Ontological Classification of Web Pages

Download Report

Transcript Ontological Classification of Web Pages

Ontological Classification of Web Pages
Zafer Erenel
• Many users use search engines to locate and buy goods and
services (such as choosing a vacation).
• Web pages presented on the internet do not conform to any
data organization standard and search engines provide
primitive query capabilities for users to retrieve relevant data
[1].
• In addition to that, they do not list sites equally and are
inclined toward listing more popular pages. These tendencies
brush many web pages aside and leave a limited number of
alternatives to the users.
I have created a lightweight domain ontology that consists of
a taxonomic hierarchy and made use of it by an automated
agent to classify web pages on the internet.
• The automated agent discovers and classifies relevant pages
with the help of Yahoo and Google search engines.
Related Research
• Desai and Spink presented a clustering scheme that
groups documents into partially and substantially
relevant pages by using similarity measures and ranking
heuristics [2].
• They worked with the end-user queries (limited number
of terms) to obtain the relevance score. Instead, my
automated agent will act along with an established
ontology to discover and classify documents.
• Chiang, Chua, and Storey parsed snippets of returned
links to find the ratio of the number of matching terms to
rank the web pages for relevance [1].
• I believe snippets consist of a very few number of words
and we cannot judge the web page on the basis of
snippets. My agent scours the entire web page which is
more time-consuming but more effective
• Yahoo and Google search results contain scores of links.
• My lightweight domain ontology consists of 7 branches. Each
branch is comprised of predetermined terms.
• Score of the web page increases in a certain branch as the
agent comes across these predetermined terms on the html
code.
• I’ve chosen country ontology because internet users’ interest
in a certain country can be quite high.
• The ranks of web pages in each cluster
will clarify their content to the user.
• In addition to that, we can compare result
sets of different search engines (Yahoo
and Google) for the same queries and find
complement and intersection of their result
sets to have a clear understanding of
search engines’ behaviors.
• I’ve used web stream classes in C# Programming language to
create my agent.
• A WebRequest is an object that requests a Uniform Resource
Identifier (URI) such as the URL for a web page [3].
• You can use a WebRequest object to create a WebResponse
object that will encapsulate the object pointed to by the URI.
• Once you get the actual object (e.g., a web page) pointed to
by the URI, what you get back is a stream of the web page.
• I used this capability for reading a page from a site to extract the
information I need.
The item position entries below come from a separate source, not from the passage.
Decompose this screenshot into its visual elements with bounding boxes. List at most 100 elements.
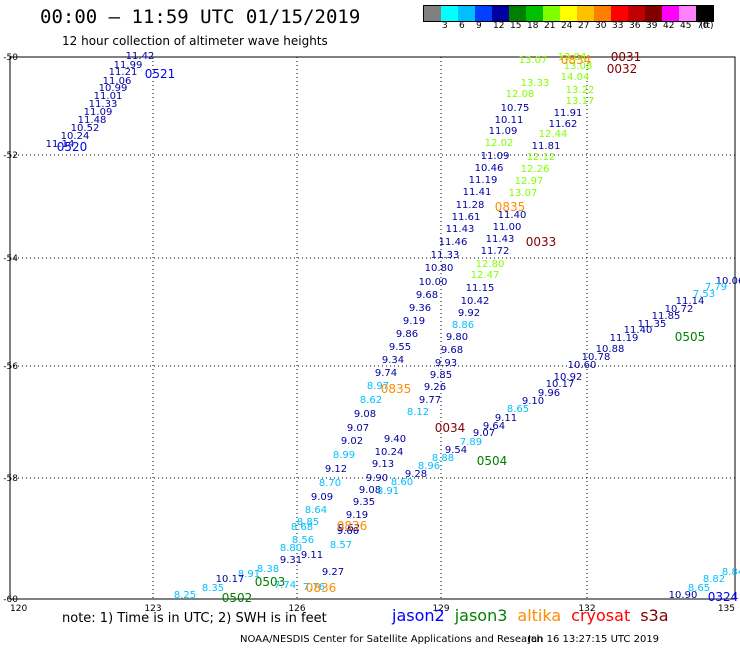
wave-height-value: 11.40 [624,325,653,336]
latitude-labels: -50 -52 -54 -56 -58 -60 [3,53,18,605]
page-title: 00:00 – 11:59 UTC 01/15/2019 [40,6,361,28]
wave-height-value: 10.23 [0,0,14,3]
generated-time: Jan 16 13:27:15 UTC 2019 [528,634,660,645]
wave-height-value: 7.53 [693,289,715,300]
wave-height-value: 12.08 [506,89,535,100]
wave-height-value: 8.91 [238,569,260,580]
wave-height-value: 10.60 [0,0,14,3]
wave-height-value: 11.85 [652,311,681,322]
pass-time-label: 0834 [561,53,592,67]
legend-label: 18 [527,21,539,31]
wave-height-value: 8.64 [305,505,327,516]
wave-height-value: 10.92 [554,372,583,383]
wave-height-value: 10.60 [568,360,597,371]
wave-height-value: 10.00 [419,277,448,288]
wave-height-value: 11.48 [78,115,107,126]
legend-label: 3 [442,21,448,31]
wave-height-value: 9.34 [382,355,404,366]
wave-height-value: 12.80 [476,259,505,270]
wave-height-value: 9.08 [359,485,381,496]
wave-height-value: 11.21 [109,67,138,78]
pass-time-label: 0835 [381,382,412,396]
legend-swatch [662,6,679,21]
pass-time-label: 0504 [477,454,508,468]
wave-height-value: 9.07 [473,428,495,439]
wave-height-value: 10.06 [716,276,740,287]
wave-height-value: 10.46 [475,163,504,174]
wave-height-value: 9.86 [396,329,418,340]
wave-height-value: 11.19 [610,333,639,344]
lon-label: 123 [144,604,161,614]
wave-height-value: 13.04 [558,52,587,63]
satellite-name: jason3 [454,606,508,625]
pass-time-label: 0836 [337,519,368,533]
wave-height-value: 9.19 [346,510,368,521]
legend-swatch [645,6,662,21]
legend-label: 36 [629,21,641,31]
page-subtitle: 12 hour collection of altimeter wave hei… [62,34,328,48]
wave-height-value: 8.56 [292,535,314,546]
data-labels: 11.4211.9911.2111.0610.9911.0111.3311.09… [0,0,740,601]
wave-height-value: 11.33 [431,250,460,261]
wave-height-value: 9.11 [301,550,323,561]
wave-height-value: 9.54 [445,445,467,456]
legend-label: 27 [578,21,590,31]
legend-swatch [458,6,475,21]
lat-label: -54 [3,254,18,264]
wave-height-value: 9.60 [337,526,359,537]
wave-height-value: 9.07 [347,423,369,434]
wave-height-value: 10.11 [495,115,524,126]
wave-height-value: 9.36 [409,303,431,314]
wave-height-value: 11.46 [439,237,468,248]
pass-time-label: 0521 [145,67,176,81]
wave-height-value: 9.80 [446,332,468,343]
wave-height-value: 8.97 [367,381,389,392]
legend-label: 12 [493,21,505,31]
lat-label: -58 [3,474,18,484]
wave-height-value: 11.15 [466,283,495,294]
pass-time-label: 0502 [222,591,253,605]
wave-height-value: 7.76 [303,582,325,593]
legend-swatch [492,6,509,21]
wave-height-value: 11.81 [532,141,561,152]
pass-time-label: 0520 [57,140,88,154]
wave-height-value: 11.33 [89,99,118,110]
satellite-name: cryosat [571,606,631,625]
wave-height-value: 11.35 [638,319,667,330]
wave-height-value: 8.12 [407,407,429,418]
satellite-name: altika [517,606,562,625]
legend-label: 30 [595,21,607,31]
credit-text: NOAA/NESDIS Center for Satellite Applica… [240,634,543,645]
wave-height-value: 9.93 [435,358,457,369]
legend-label: 70 [697,21,709,31]
wave-height-value: 13.17 [566,96,595,107]
wave-height-value: 7.79 [705,282,727,293]
wave-height-value: 9.96 [538,388,560,399]
lat-label: -56 [3,362,18,372]
wave-height-value: 12.26 [521,164,550,175]
legend-label: 42 [663,21,675,31]
wave-height-value: 8.38 [257,564,279,575]
wave-height-value: 7.89 [460,437,482,448]
wave-height-value: 12.47 [471,270,500,281]
wave-height-value: 9.27 [322,567,344,578]
legend-swatch [475,6,492,21]
legend-swatch [679,6,696,21]
wave-height-value: 9.31 [280,555,302,566]
pass-time-label: 0033 [526,235,557,249]
legend-label: 21 [544,21,556,31]
wave-height-value: 9.85 [430,370,452,381]
pass-time-label: 0031 [611,50,642,64]
legend-unit: (ft) [700,21,714,31]
footer-note: note: 1) Time is in UTC; 2) SWH is in fe… [62,611,327,626]
lat-label: -60 [3,595,18,605]
wave-height-value: 8.70 [319,478,341,489]
legend-label: 9 [476,21,482,31]
wave-height-value: 9.40 [384,434,406,445]
wave-height-value: 13.07 [509,188,538,199]
wave-height-value: 9.19 [403,316,425,327]
legend-swatch [611,6,628,21]
legend-label: 39 [646,21,658,31]
wave-height-value: 10.99 [99,83,128,94]
wave-height-value: 10.90 [669,590,698,601]
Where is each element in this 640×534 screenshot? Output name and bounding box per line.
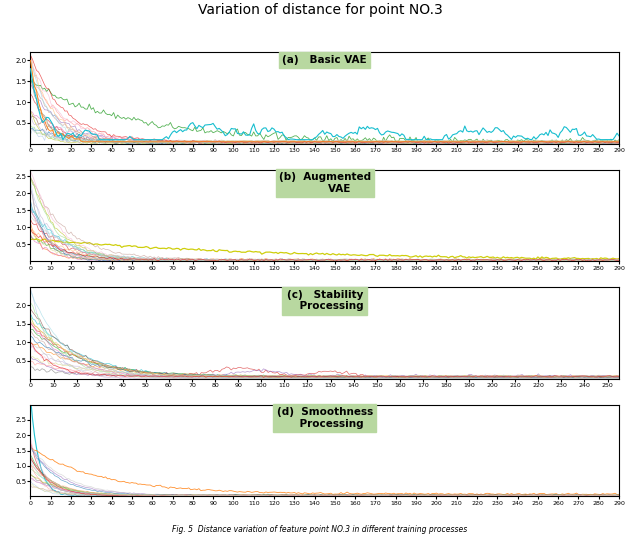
Text: (a)   Basic VAE: (a) Basic VAE: [282, 55, 367, 65]
Text: (d)  Smoothness
    Processing: (d) Smoothness Processing: [276, 407, 373, 429]
Text: (c)   Stability
    Processing: (c) Stability Processing: [285, 290, 364, 311]
Text: Variation of distance for point NO.3: Variation of distance for point NO.3: [198, 3, 442, 17]
Text: (b)  Augmented
        VAE: (b) Augmented VAE: [278, 172, 371, 194]
Text: Fig. 5  Distance variation of feature point NO.3 in different training processes: Fig. 5 Distance variation of feature poi…: [172, 525, 468, 534]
I have created two web requests using search
syntax given below
http://www.google.com/search?q=cyprus+vacation+travel&lr=&start=0&sa=N
http://search.yahoo.com/search?p=cyprus+vacation+travel&b=1
• Google search engine has returned 200
URLs and I have created 200 web
requests to extract relevant information
from each web page.
• Yahoo search engine has been used in the
same manner to extract relevant
information.
• If we analyze price rankings, we come
across pages that have information about
student flights, travel insurances, vacation
package discounts, cheap flights and etc..
• If we analyze nature rankings, we come
across web pages that offer adventure and
etc.
• If I want to do scuba diving on my
vacation, I know that hawai and fiji are
among my options by looking at activities
rankings
• Interestingly enough, in the top 100 search
lists, the number of web pages that both
appear on Google and Yahoo is 19.
• In the top 200 search lists, the number of
web pages that both appear on Google
and Yahoo is 24.
• As a result, ontologically organized clusters of
web sites that are offering information about a
given country regarding vacation and travel
alternatives serve our objective to a greater
extent in finding what we are in search of.
• In my work, I have used 2 search engines and a
single ontology. Search Engines’ shortcomings
can be prevented by combining multiple engines
with multiple ontologies to ease the search for
most needed information on the internet.
• Venn Diagrams prove that a specific search
engine is not very effective by itself.
References
[1] R.H.L. Chiang, C.E.H. Chua, V.C. Storey, A smart web
query method for semantic retrieval of web data, Data &
Knowledge Engineering 38 (2001) 63-84.
[2] M. Desai, A. Spink, An algorithm to cluster documents
based on relevance, Information Processing and Management
41 (2005) 1035-1049.
[3] Liberty, J., Programming C#,3rd ed. O’REILLY, 2003.